Methods: Biochemical assays were used to measure NO synthase (NOS) activity and cyclic guanosine monophosphate (cGMP) levels in specimens of tumor and normal mucosa obtained from 27 patients. Microvessels in tumor specimens were identified by CD-31-specific immunohistochemical staining. Associations between microvessel densities, levels of NOS, and cGMP were examined by use of two-sided statistical tests. Tumor specimens and human squamous carcinoma A-431 cells were grown as explants on the corneas of rabbits, and the effect of the NOS inhibitor N(omega)-nitro-L-arginine-methyl ester (L-NAME) was tested.

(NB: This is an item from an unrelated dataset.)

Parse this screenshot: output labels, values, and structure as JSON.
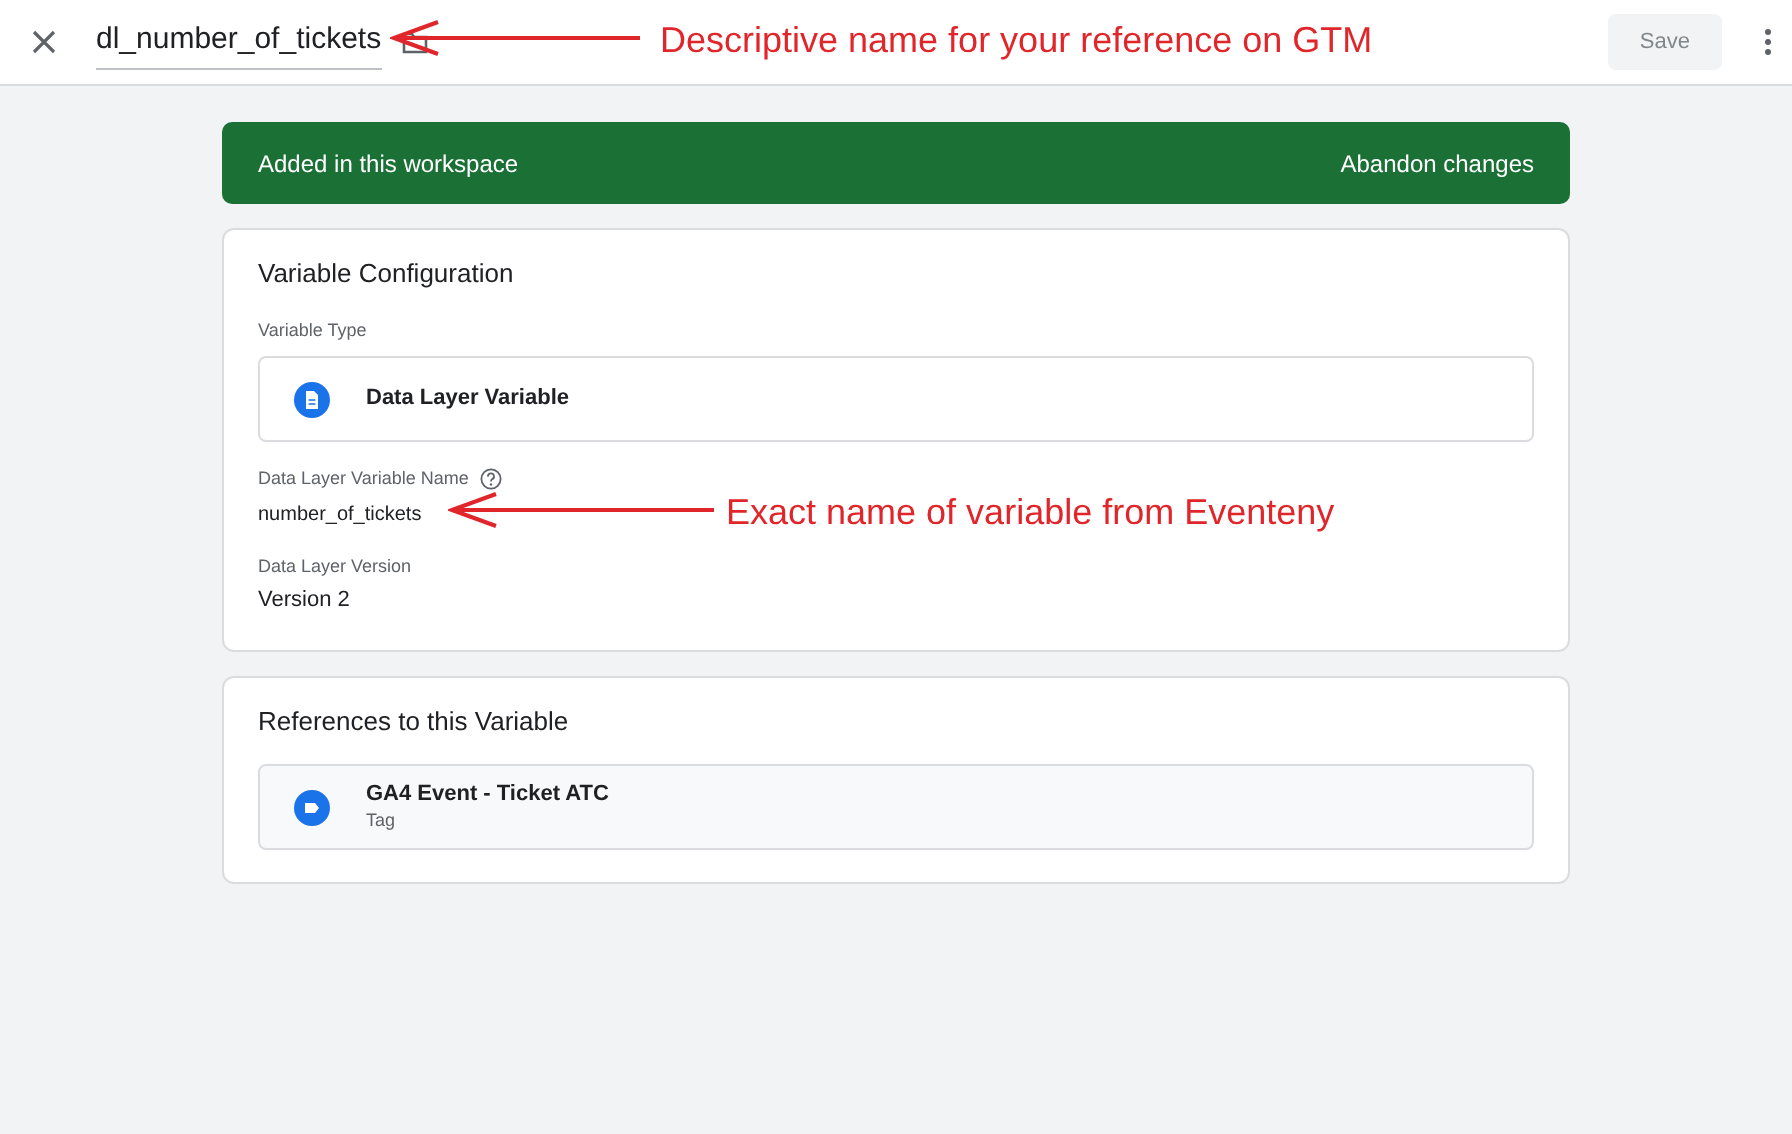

Results: Levels of total NOS, inducible NOS, and cGMP were higher in tumor specimens than in specimens of normal mucosa (all P<.0001). Tumor specimens from patients with lymph node metastases presented a higher total NOS activity (P = .005) and were markedly more vascularized than tumor specimens from patients with no lymph node involvement (P = .0002). Microvessel density at the tumor edge was an independent predictor of metastasis for this series of patients (odds ratio = 1.19; 95% confidence interval = 1.07-2.89; P = .04). A-431 cells and tumor specimens exhibiting high levels of NOS activity induced angiogenesis in the rabbit cornea assay; when NO production was blocked, tumor angiogenesis and growth were repressed.
Conclusions: The NO pathway appears to play a key role in tumor angiogenesis and spread in patients with head and neck cancer.